You ask, “What’s wrong?” and she replies, “Nothing.”

At this point, you may take her for her word, but something is actually wrong. She’s perfectly capable of solving this issue. However, she’s thinking all sorts of thoughts that range from “He doesn’t care. He doesn’t even notice the chirping” to “I’m doing all of this work while he just sits there enjoying golf.”

“You go ahead, Steve*. I’m good.” (using your name)

Her anger’s growing. There’s another emotion here: neglect or hurt. She thinks you may not care about something important to her and remains obstinate about making a request. You want her to use words. The conflict: she wants you to demonstrate you care through your behavior by offering to help.  

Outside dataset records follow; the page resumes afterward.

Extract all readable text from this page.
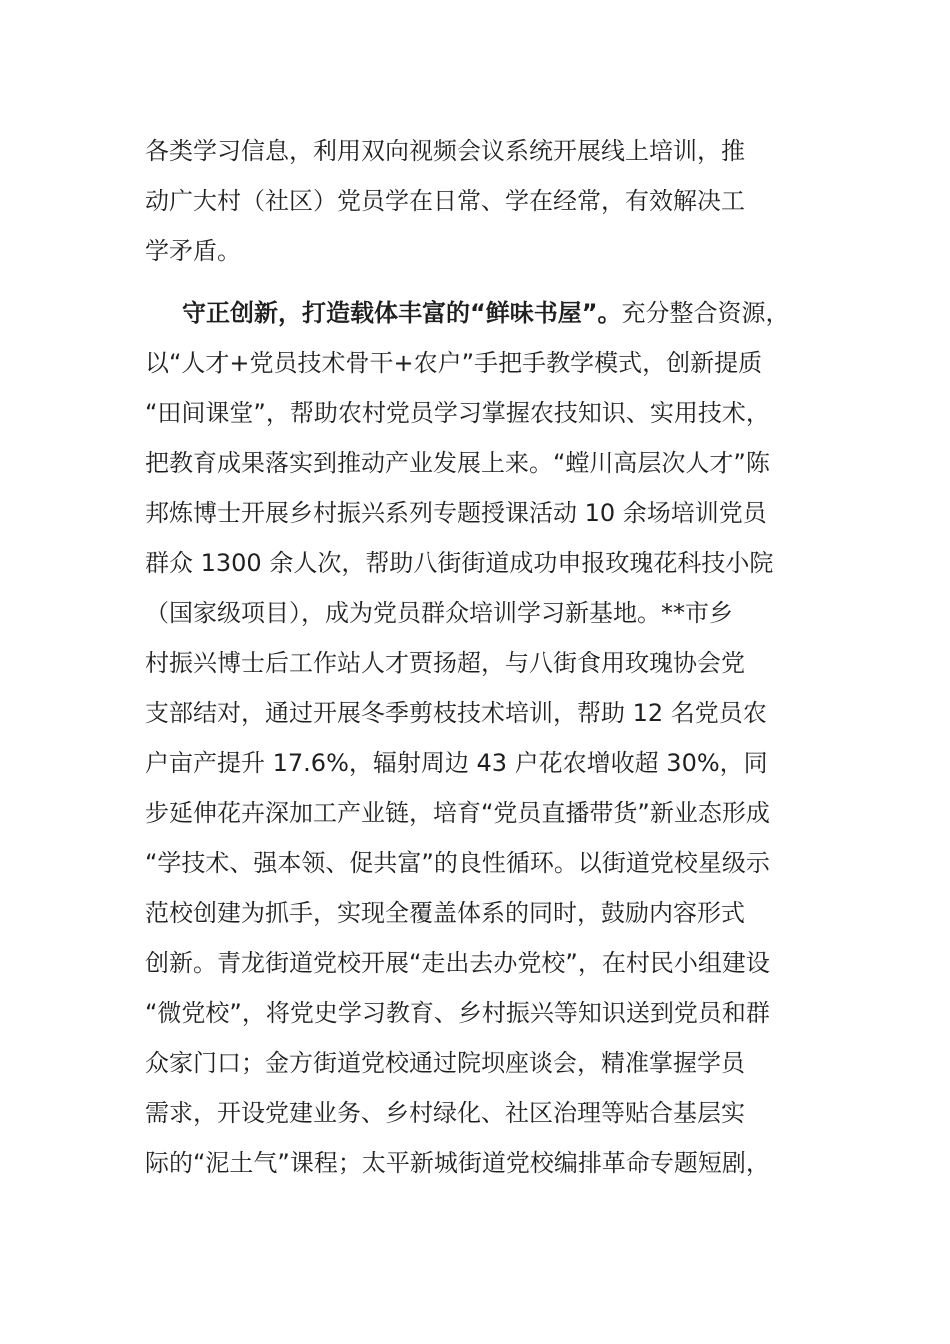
各类学习信息，利用双向视频会议系统开展线上培训，推
动广大村（社区）党员学在日常、学在经常，有效解决工
学矛盾。
守正创新，打造载体丰富的“鲜味书屋”。充分整合资源，
以“人才+党员技术骨干+农户”手把手教学模式，创新提质
“田间课堂”，帮助农村党员学习掌握农技知识、实用技术，
把教育成果落实到推动产业发展上来。“螳川高层次人才”陈
邦炼博士开展乡村振兴系列专题授课活动 10 余场培训党员
群众 1300 余人次，帮助八街街道成功申报玫瑰花科技小院
（国家级项目），成为党员群众培训学习新基地。**市乡
村振兴博士后工作站人才贾扬超，与八街食用玫瑰协会党
支部结对，通过开展冬季剪枝技术培训，帮助 12 名党员农
户亩产提升 17.6%，辐射周边 43 户花农增收超 30%，同
步延伸花卉深加工产业链，培育“党员直播带货”新业态形成
“学技术、强本领、促共富”的良性循环。以街道党校星级示
范校创建为抓手，实现全覆盖体系的同时，鼓励内容形式
创新。青龙街道党校开展“走出去办党校”，在村民小组建设
“微党校”，将党史学习教育、乡村振兴等知识送到党员和群
众家门口；金方街道党校通过院坝座谈会，精准掌握学员
需求，开设党建业务、乡村绿化、社区治理等贴合基层实
际的“泥土气”课程；太平新城街道党校编排革命专题短剧，
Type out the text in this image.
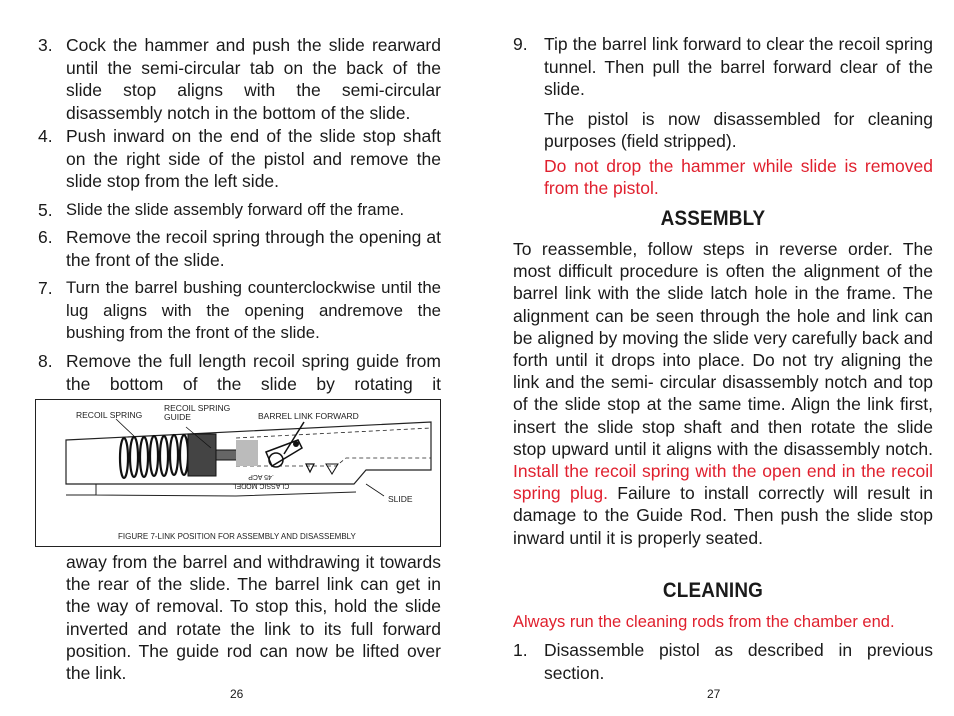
3. Cock the hammer and push the slide rearward until the semi-circular tab on the back of the slide stop aligns with the semi-circular disassembly notch in the bottom of the slide.
4. Push inward on the end of the slide stop shaft on the right side of the pistol and remove the slide stop from the left side.
5. Slide the slide assembly forward off the frame.
6. Remove the recoil spring through the opening at the front of the slide.
7. Turn the barrel bushing counterclockwise until the lug aligns with the opening andremove the bushing from the front of the slide.
8. Remove the full length recoil spring guide from the bottom of the slide by rotating it
RECOIL SPRING
RECOIL SPRING GUIDE	BARREL LINK FORWARD
SLIDE
CLASSIC MODEL .45 ACP
FIGURE 7-LINK POSITION FOR ASSEMBLY AND DISASSEMBLY
away from the barrel and withdrawing it towards the rear of the slide. The barrel link can get in the way of removal. To stop this, hold the slide inverted and rotate the link to its full forward position. The guide rod can now be lifted over the link.
26
9. Tip the barrel link forward to clear the recoil spring tunnel. Then pull the barrel forward clear of the slide.
The pistol is now disassembled for cleaning purposes (field stripped).
Do not drop the hammer while slide is removed from the pistol.
ASSEMBLY
To reassemble, follow steps in reverse order. The most difficult procedure is often the alignment of the barrel link with the slide latch hole in the frame. The alignment can be seen through the hole and link can be aligned by moving the slide very carefully back and forth until it drops into place. Do not try aligning the link and the semi- circular disassembly notch and top of the slide stop at the same time. Align the link first, insert the slide stop shaft and then rotate the slide stop upward until it aligns with the disassembly notch. Install the recoil spring with the open end in the recoil spring plug. Failure to install correctly will result in damage to the Guide Rod. Then push the slide stop inward until it is properly seated.
CLEANING
Always run the cleaning rods from the chamber end.
1. Disassemble pistol as described in previous section.
27
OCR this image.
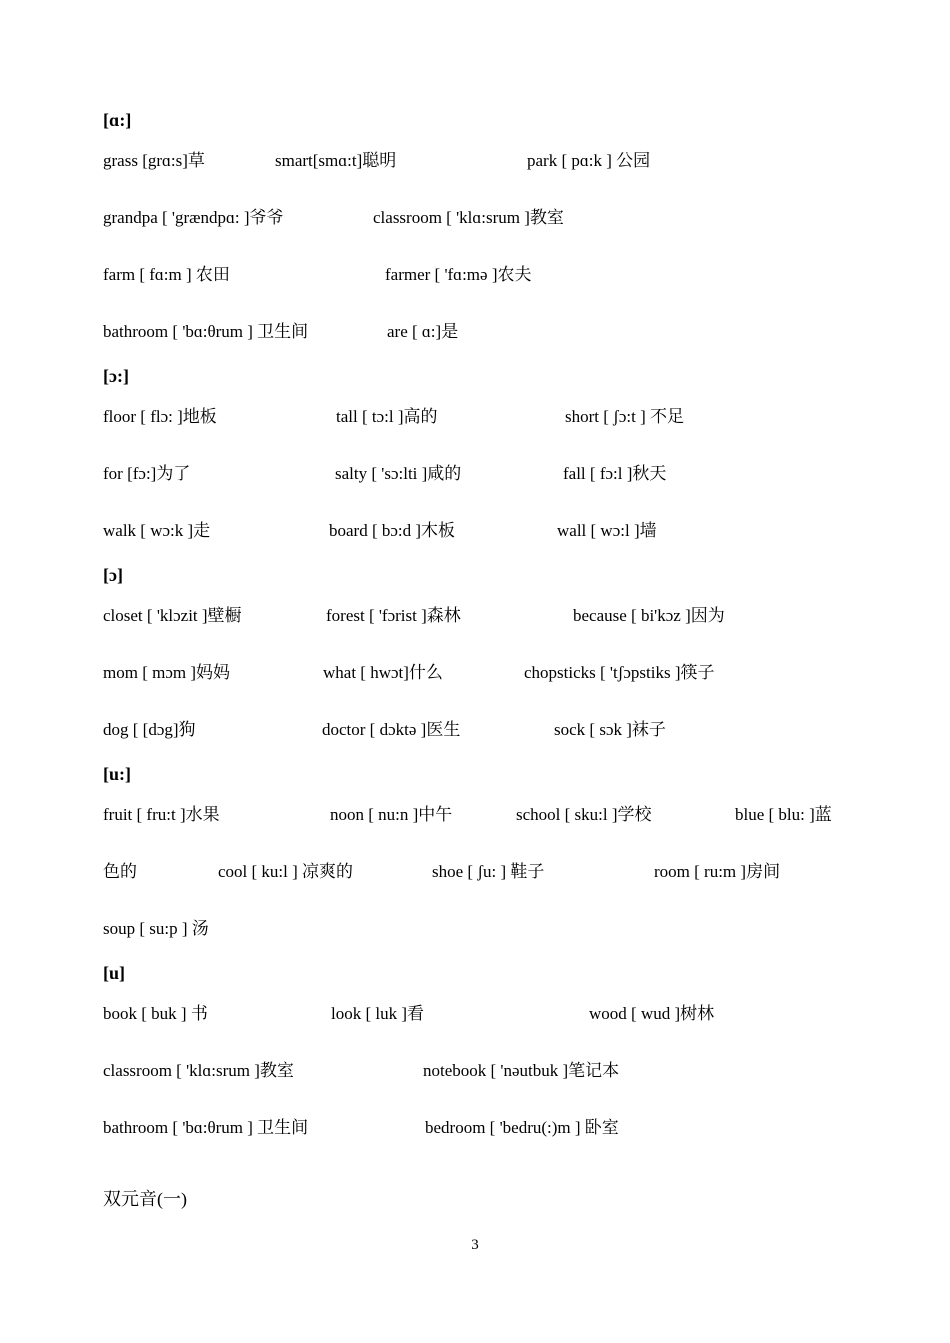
[ɑ:]
grass [grɑ:s]草	smart[smɑ:t]聪明	park [ pɑ:k ] 公园
grandpa [ 'grændpɑ: ]爷爷	classroom [ 'klɑ:srum ]教室
farm [ fɑ:m ] 农田	farmer [ 'fɑ:mə ]农夫
bathroom [ 'bɑ:θrum ] 卫生间	are [ ɑ:]是
[ɔ:]
floor [ flɔ: ]地板	tall [ tɔ:l ]高的	short [ ʃɔ:t ] 不足
for [fɔ:]为了	salty [ 'sɔ:lti ]咸的	fall [ fɔ:l ]秋天
walk [ wɔ:k ]走	board [ bɔ:d ]木板	wall [ wɔ:l ]墙
[ɔ]
closet [ 'klɔzit ]壁橱	forest [ 'fɔrist ]森林	because [ bi'kɔz ]因为
mom [ mɔm ]妈妈	what [ hwɔt]什么	chopsticks [ 'tʃɔpstiks ]筷子
dog [ [dɔg]狗	doctor [ dɔktə ]医生	sock [ sɔk ]袜子
[u:]
fruit [ fru:t ]水果	noon [ nu:n ]中午	school [ sku:l ]学校	blue [ blu: ]蓝
色的	cool [ ku:l ] 凉爽的	shoe [ ʃu: ] 鞋子	room [ ru:m ]房间
soup [ su:p ] 汤
[u]
book [ buk ] 书	look [ luk ]看	wood [ wud ]树林
classroom [ 'klɑ:srum ]教室	notebook [ 'nəutbuk ]笔记本
bathroom [ 'bɑ:θrum ] 卫生间	bedroom [ 'bedru(:)m ] 卧室
双元音(一)
3
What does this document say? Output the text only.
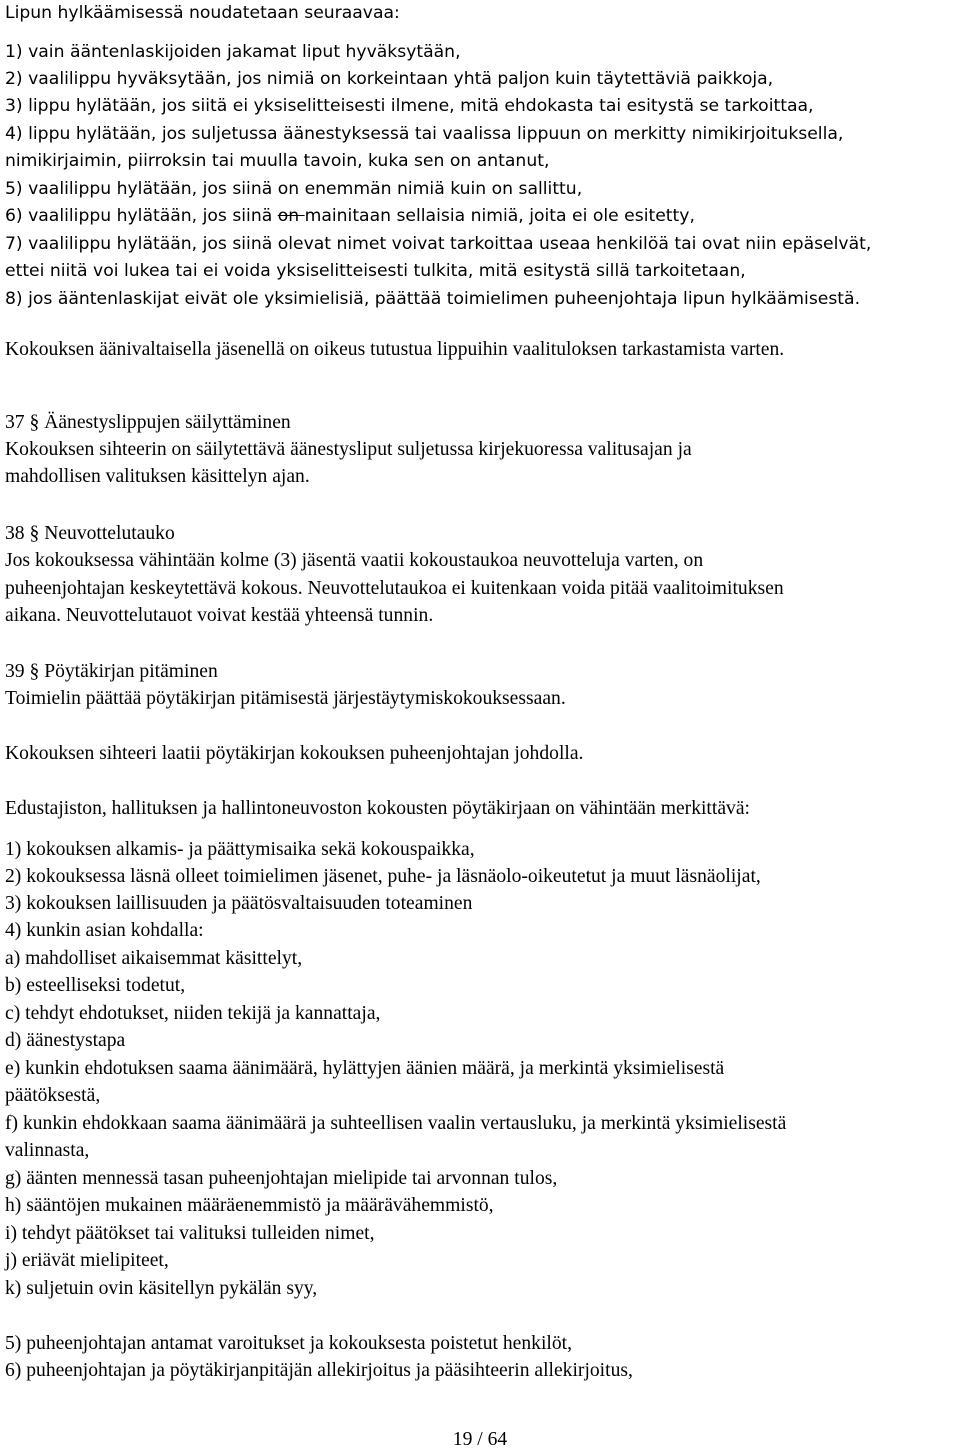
Lipun hylkäämisessä noudatetaan seuraavaa:
1) vain ääntenlaskijoiden jakamat liput hyväksytään,
2) vaalilippu hyväksytään, jos nimiä on korkeintaan yhtä paljon kuin täytettäviä paikkoja,
3) lippu hylätään, jos siitä ei yksiselitteisesti ilmene, mitä ehdokasta tai esitystä se tarkoittaa,
4) lippu hylätään, jos suljetussa äänestyksessä tai vaalissa lippuun on merkitty nimikirjoituksella,
nimikirjaimin, piirroksin tai muulla tavoin, kuka sen on antanut,
5) vaalilippu hylätään, jos siinä on enemmän nimiä kuin on sallittu,
6) vaalilippu hylätään, jos siinä on mainitaan sellaisia nimiä, joita ei ole esitetty,
7) vaalilippu hylätään, jos siinä olevat nimet voivat tarkoittaa useaa henkilöä tai ovat niin epäselvät,
ettei niitä voi lukea tai ei voida yksiselitteisesti tulkita, mitä esitystä sillä tarkoitetaan,
8) jos ääntenlaskijat eivät ole yksimielisiä, päättää toimielimen puheenjohtaja lipun hylkäämisestä.
Kokouksen äänivaltaisella jäsenellä on oikeus tutustua lippuihin vaalituloksen tarkastamista varten.
37 § Äänestyslippujen säilyttäminen
Kokouksen sihteerin on säilytettävä äänestysliput suljetussa kirjekuoressa valitusajan ja
mahdollisen valituksen käsittelyn ajan.
38 § Neuvottelutauko
Jos kokouksessa vähintään kolme (3) jäsentä vaatii kokoustaukoa neuvotteluja varten, on
puheenjohtajan keskeytettävä kokous. Neuvottelutaukoa ei kuitenkaan voida pitää vaalitoimituksen
aikana. Neuvottelutauot voivat kestää yhteensä tunnin.
39 § Pöytäkirjan pitäminen
Toimielin päättää pöytäkirjan pitämisestä järjestäytymiskokouksessaan.
Kokouksen sihteeri laatii pöytäkirjan kokouksen puheenjohtajan johdolla.
Edustajiston, hallituksen ja hallintoneuvoston kokousten pöytäkirjaan on vähintään merkittävä:
1) kokouksen alkamis- ja päättymisaika sekä kokouspaikka,
2) kokouksessa läsnä olleet toimielimen jäsenet, puhe- ja läsnäolo-oikeutetut ja muut läsnäolijat,
3) kokouksen laillisuuden ja päätösvaltaisuuden toteaminen
4) kunkin asian kohdalla:
a) mahdolliset aikaisemmat käsittelyt,
b) esteelliseksi todetut,
c) tehdyt ehdotukset, niiden tekijä ja kannattaja,
d) äänestystapa
e) kunkin ehdotuksen saama äänimäärä, hylättyjen äänien määrä, ja merkintä yksimielisestä
päätöksestä,
f) kunkin ehdokkaan saama äänimäärä ja suhteellisen vaalin vertausluku, ja merkintä yksimielisestä
valinnasta,
g) äänten mennessä tasan puheenjohtajan mielipide tai arvonnan tulos,
h) sääntöjen mukainen määräenemmistö ja määrävähemmistö,
i) tehdyt päätökset tai valituksi tulleiden nimet,
j) eriävät mielipiteet,
k) suljetuin ovin käsitellyn pykälän syy,
5) puheenjohtajan antamat varoitukset ja kokouksesta poistetut henkilöt,
6) puheenjohtajan ja pöytäkirjanpitäjän allekirjoitus ja pääsihteerin allekirjoitus,
19 / 64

*Steve’s name has been changed

Nothing. You hear a big SIGHHH that resembles a huff.

She would love for you to do this task. You: “Babe, could I help with that?” Sigh. “That would be great. That noise is driving me crazy.” Empathize (even if you didn’t notice the chirping, acknowledge her feelings): “I get it. That’s irritating.” Set a limit next: “Could it wait until the commercial?” She: “Sure.”